In this article, we take a look at claims made by several “experts” in the industry who claim that most network marketing companies can be equated to endless chain or pyramid schemes. What is behind their opinion?   Is this really true for all companies, or just certain ones that tread close to the legal “limits?”

Robert Fitzpatrick, author of “False Profits” has recently accused various companies of operating based on the “endless chain” recruiting vs. product sales, including Pre-Paid Legal, USANA, and Herbalife.  MlmWatchdog.com points out that Fitzpatrick works closely with Barry Minkow’s Fraud Discovery Institute, which has a track record of short selling companies under their “investigations.”  So, is this a case of stock manipulation, or truly investigative work?  It should be noted that Minkow is a convicted felon who has served jail time for past fraudulent activities.

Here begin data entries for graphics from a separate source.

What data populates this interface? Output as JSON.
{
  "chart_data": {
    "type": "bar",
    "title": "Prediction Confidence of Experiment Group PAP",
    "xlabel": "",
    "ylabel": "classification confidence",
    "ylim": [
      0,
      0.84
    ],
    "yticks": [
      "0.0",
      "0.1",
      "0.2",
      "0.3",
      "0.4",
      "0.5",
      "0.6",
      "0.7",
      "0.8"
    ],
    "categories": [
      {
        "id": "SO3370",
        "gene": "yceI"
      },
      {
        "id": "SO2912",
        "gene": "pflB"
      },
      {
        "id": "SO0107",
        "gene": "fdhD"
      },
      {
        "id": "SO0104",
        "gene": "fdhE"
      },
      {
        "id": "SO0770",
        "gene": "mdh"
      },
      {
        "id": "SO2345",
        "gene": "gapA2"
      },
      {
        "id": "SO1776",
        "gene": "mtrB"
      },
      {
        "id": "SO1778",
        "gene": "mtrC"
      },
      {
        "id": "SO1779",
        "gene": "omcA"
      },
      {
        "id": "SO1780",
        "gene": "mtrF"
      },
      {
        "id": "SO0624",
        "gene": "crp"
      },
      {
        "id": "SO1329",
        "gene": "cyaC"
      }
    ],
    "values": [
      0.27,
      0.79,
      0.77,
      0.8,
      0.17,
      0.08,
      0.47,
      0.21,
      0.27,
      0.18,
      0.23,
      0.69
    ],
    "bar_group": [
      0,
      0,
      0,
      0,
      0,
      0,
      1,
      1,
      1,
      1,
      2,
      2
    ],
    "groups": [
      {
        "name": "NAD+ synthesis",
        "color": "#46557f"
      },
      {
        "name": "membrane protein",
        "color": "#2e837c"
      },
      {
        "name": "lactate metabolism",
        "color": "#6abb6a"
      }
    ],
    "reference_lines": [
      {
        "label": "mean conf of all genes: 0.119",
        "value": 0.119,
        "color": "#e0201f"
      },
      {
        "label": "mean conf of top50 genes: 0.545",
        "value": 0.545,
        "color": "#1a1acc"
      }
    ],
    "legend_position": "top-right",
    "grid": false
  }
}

What does the law say about it?  State law seems to govern primarily in this area, although the FTC and SEC have had considerable involvement.  In leading decisions, there have been a variety of abuses target as potentially illegal:

  1. Products which have no “real world” marketplace
  2. Products which are sold at inflated prices
  3. Mandatory purchases of company product
  4. Plans which result in inventory loading distributors
  5. Large cash investment requirements
  6. Plans in which products are totally or substantially use by distributors
  7. Plans in which fees are paid to distributors for headhunting
  8. Plans in which commissions are not based on retail product sales
  9. Plans which contain elements of a lottery, rewarding based on chance

State laws differ on key points, including, most importantly, whether or not personal use by distributors constitutes “retail sales.”  Three states have recognized personal distributor use as legitimate “retail sales:”  Oklahoma, Texas and Louisiana.

The bottom line when evaluating whether a particular company meets legitimacy tests may be a simple question:  Would you honestly buy the product if there was not an income opportunity attached?  Keep in mind that your answer may be “colored” by a natural tendency to justify emotional buying decisions.   If you can answer yes, you’ve found a good company.